My terrible mood in Nuremberg very quickly changed when we hit Munich, for two main reasons. Firstly, I had an enormous Burger King that filled a black-hole sized gap in my stomach. Secondly, I drank some beer. Lots and lots of beer in fact…

It was agreed that, to make the most of just ten days on the InterRail, Phil (my co-railer) and I wouldn’t drink too much so as to feel awake every morning. However, that plan (for me anyway) was soon out of the window when we arrived at the world capital of beer. If you need an excuse to drink lots in Munich, think of it this way: beer IS the main tourist attraction of the Bavarian capital, so you might as well get your fill of it and truly experience local culture!

The beer hall we chose to grace was named the ‘Hofbrauhaus’, perhaps the most famous of all the halls. It was truly an amazing place filled with traditional Bavarian um-pah-pah music, rows upon rows of drunk Germans and incredible beers served in litres. I WILL be going again; it’s an environment that is hard to explain but is still something EVERYONE should experience at some point…

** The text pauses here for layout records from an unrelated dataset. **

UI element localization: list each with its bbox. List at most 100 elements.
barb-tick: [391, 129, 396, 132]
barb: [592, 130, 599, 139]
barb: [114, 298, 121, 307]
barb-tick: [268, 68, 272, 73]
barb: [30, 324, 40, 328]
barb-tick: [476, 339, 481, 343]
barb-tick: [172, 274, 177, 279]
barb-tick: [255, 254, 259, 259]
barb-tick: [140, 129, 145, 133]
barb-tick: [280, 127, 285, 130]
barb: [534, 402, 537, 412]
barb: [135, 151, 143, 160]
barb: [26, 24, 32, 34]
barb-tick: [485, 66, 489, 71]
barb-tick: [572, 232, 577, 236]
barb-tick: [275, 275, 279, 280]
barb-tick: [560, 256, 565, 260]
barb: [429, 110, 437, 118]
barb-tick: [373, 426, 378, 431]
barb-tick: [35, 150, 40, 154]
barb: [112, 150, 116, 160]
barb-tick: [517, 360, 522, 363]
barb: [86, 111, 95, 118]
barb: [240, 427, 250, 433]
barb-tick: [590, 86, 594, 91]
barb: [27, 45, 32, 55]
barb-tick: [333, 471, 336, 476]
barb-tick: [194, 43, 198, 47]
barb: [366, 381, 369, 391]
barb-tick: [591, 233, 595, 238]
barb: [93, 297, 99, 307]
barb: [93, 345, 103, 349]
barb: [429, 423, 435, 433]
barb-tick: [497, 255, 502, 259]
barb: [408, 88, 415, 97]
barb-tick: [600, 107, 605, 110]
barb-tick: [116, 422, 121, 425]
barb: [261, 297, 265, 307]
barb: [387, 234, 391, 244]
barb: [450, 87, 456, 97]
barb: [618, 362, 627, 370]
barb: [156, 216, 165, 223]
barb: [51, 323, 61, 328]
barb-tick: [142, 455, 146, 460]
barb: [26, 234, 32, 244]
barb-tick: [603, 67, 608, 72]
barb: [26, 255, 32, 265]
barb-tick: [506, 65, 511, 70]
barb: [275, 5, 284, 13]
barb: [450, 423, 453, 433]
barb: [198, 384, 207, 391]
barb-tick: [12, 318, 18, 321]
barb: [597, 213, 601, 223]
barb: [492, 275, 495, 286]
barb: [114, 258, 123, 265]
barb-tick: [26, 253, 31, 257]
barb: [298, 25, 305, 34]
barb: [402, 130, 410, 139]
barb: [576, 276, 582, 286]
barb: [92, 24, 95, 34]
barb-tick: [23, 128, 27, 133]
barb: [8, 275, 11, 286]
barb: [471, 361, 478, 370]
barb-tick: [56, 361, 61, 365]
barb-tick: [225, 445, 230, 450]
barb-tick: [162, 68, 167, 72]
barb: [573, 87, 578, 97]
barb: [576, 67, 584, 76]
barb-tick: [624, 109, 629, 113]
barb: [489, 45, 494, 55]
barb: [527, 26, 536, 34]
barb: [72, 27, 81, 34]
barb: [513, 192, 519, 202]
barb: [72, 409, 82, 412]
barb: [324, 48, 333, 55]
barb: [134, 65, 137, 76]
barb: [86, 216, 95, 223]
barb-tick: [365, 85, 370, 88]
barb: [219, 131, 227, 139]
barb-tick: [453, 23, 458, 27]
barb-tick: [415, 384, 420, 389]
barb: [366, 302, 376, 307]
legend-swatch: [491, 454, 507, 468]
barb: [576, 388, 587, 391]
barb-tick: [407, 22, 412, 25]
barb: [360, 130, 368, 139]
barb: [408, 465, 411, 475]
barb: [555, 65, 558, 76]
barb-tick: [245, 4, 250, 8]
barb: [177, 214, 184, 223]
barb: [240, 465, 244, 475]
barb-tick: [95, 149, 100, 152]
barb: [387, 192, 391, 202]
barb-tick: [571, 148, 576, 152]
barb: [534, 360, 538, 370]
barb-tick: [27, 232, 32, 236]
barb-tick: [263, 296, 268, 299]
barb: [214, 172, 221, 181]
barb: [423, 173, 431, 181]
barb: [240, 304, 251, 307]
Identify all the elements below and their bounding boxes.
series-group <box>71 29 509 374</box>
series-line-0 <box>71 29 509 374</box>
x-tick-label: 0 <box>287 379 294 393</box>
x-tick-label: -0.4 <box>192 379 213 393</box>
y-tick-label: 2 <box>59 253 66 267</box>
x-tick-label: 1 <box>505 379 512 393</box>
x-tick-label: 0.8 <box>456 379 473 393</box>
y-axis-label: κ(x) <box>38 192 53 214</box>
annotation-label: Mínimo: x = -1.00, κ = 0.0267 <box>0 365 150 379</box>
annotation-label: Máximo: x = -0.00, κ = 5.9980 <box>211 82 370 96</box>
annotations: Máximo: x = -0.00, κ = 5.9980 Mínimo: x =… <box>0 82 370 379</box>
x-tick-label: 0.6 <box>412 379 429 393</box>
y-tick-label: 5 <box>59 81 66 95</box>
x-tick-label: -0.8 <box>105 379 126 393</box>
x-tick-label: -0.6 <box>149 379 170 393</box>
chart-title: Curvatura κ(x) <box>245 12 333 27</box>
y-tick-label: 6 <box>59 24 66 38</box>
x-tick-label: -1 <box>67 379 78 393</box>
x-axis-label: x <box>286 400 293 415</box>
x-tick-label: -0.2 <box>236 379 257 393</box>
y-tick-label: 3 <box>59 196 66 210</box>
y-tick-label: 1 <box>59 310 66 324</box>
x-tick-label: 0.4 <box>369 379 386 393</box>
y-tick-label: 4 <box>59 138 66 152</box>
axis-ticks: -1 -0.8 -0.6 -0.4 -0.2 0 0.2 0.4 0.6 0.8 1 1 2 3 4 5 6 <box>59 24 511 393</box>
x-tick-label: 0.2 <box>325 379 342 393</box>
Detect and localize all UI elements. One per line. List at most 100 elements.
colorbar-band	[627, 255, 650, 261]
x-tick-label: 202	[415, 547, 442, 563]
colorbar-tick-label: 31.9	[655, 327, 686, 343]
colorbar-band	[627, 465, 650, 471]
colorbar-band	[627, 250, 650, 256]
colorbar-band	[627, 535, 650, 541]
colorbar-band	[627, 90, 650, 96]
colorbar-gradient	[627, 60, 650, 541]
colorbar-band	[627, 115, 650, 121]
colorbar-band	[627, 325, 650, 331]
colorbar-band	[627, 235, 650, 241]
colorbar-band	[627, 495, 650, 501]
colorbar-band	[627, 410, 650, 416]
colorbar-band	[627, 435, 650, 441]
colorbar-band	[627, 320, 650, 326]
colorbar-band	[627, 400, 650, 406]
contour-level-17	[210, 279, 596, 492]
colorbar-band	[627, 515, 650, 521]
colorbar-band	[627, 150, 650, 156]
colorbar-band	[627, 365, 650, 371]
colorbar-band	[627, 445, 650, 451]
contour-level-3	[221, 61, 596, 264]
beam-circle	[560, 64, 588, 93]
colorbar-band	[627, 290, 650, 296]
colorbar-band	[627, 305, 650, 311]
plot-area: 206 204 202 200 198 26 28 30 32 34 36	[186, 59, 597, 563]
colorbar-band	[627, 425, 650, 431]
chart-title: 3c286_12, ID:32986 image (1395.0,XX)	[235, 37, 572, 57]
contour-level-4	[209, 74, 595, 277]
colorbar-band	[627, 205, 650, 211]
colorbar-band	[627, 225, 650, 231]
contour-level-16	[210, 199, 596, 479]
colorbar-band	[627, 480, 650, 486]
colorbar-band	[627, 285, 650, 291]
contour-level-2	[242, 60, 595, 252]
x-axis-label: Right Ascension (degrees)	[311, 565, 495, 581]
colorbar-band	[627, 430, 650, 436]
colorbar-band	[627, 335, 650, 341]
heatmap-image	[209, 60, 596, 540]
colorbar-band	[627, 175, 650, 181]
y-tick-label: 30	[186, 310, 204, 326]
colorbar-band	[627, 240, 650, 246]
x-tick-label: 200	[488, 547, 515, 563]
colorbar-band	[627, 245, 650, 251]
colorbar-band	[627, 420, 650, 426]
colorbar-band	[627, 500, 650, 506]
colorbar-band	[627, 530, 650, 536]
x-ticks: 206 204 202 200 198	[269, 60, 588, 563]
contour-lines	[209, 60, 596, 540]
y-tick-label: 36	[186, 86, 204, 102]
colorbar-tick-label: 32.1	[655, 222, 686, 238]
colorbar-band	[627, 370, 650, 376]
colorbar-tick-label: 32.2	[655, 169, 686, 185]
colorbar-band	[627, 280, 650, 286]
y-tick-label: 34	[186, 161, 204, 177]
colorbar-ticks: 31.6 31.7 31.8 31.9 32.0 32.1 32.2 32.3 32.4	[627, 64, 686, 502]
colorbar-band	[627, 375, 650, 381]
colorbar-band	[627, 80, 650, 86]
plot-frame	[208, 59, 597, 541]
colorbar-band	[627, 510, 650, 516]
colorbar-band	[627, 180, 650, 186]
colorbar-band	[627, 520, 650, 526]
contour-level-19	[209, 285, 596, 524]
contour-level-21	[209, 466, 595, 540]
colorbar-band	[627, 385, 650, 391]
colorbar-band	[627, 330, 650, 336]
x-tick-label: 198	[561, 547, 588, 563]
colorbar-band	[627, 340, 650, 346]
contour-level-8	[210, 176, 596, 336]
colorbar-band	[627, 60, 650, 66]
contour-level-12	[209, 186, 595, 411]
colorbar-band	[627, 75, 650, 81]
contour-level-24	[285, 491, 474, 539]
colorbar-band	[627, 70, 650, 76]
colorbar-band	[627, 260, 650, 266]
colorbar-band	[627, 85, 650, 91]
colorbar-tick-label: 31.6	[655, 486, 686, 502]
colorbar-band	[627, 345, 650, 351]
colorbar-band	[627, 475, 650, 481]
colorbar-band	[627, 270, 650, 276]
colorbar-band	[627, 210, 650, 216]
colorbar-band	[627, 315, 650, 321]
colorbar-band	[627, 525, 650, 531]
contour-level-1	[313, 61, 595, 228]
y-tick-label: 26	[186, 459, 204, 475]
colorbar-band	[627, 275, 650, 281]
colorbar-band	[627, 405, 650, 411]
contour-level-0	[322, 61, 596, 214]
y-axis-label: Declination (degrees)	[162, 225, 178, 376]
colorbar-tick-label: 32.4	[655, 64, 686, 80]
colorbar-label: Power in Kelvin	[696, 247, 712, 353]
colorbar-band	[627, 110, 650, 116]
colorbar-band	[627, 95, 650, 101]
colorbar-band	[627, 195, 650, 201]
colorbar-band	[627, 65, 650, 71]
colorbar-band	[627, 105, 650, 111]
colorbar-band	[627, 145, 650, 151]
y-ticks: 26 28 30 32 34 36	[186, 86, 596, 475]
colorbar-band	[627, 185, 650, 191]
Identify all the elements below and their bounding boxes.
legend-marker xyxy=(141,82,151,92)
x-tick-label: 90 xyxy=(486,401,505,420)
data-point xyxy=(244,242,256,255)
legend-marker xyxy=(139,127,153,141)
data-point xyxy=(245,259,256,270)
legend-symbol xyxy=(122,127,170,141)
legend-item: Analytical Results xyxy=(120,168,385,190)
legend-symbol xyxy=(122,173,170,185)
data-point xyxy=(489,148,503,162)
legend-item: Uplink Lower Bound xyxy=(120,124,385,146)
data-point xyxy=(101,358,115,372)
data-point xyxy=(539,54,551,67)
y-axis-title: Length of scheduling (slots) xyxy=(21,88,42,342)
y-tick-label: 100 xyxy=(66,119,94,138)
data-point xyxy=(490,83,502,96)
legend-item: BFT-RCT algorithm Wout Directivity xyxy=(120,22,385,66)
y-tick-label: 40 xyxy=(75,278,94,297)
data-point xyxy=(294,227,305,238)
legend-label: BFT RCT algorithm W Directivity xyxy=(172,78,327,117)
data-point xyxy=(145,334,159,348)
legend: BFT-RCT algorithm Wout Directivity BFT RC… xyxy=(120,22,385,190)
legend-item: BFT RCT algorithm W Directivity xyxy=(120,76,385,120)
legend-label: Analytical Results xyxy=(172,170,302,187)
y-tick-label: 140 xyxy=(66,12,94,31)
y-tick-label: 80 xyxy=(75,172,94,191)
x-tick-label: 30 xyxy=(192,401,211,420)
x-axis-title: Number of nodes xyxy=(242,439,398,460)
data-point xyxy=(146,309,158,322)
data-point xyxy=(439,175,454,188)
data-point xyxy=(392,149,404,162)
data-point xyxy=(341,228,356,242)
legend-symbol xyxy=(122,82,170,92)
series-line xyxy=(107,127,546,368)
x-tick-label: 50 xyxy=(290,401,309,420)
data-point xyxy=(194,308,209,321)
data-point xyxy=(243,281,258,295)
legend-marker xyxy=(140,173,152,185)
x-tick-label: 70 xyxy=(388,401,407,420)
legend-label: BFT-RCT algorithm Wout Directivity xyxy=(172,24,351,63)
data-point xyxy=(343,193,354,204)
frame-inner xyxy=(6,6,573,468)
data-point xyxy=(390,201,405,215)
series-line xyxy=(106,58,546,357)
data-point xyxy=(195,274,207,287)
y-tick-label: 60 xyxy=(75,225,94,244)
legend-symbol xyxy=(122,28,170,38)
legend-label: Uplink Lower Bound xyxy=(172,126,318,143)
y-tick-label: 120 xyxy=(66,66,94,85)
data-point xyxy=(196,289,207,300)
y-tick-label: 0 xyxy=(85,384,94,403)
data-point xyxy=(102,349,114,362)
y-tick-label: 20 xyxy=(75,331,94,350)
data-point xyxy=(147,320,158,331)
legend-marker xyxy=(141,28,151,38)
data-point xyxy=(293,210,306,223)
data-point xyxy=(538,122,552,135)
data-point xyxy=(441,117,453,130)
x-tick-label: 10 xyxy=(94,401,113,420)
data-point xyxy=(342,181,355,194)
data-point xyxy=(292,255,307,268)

As a tourist destination for pleasures other than beer, Munich is once again somewhere I think you could see mostly in one day. Once again I will stress here how good the Sandemans tour is, and to see everything you need to see in Munich then these guys are a decent bet!

LUCERNE

I unfortunately don’t have a lot to say about Lucerne. The actual town is quite small and lacking on the touristy things to do, not that that really bothered me. I actually quite liked the town for its suave shopping streets that were mixed with medieval throwbacks and an insanely calm character. The main tourist attraction at Lucerne is of course the spectacular lake, but in winter this is all but impossible to see. I think I’ll head back in the spring…try and get a real sense of this place…

The final statement concerning Lucerne is a good way of summing up I think. Don’t get me wrong, I am 100% glad I went on this trip, and I am 100% amazed/happy/in awe of all the things I have seen in some of the most incredible places in the world. But going to see these places in the winter has obvious drawbacks:

1) Snow has an irritating habit of making all it touches uniform, spoiling natural and indeed man-made beauty.

2) The cold (and believe me, Eastern Europe is very cold) encourages all those weird and wonderful sideshows nearby main tourist sites to hide away. It also encourages any sane human to want to stay in bed all day…

So my advice is this: Go InterRailing, but go in the late spring or early summer time. It’s a fantastic (and actually relatively cheap) way of seeing Europe. Going when the days are long, the temperature is comfortable and the locals aren’t hiding at home means that you’ll hopefully get to experience the city when it’s truly alive. I know I’ll be going again…see you in the train coach?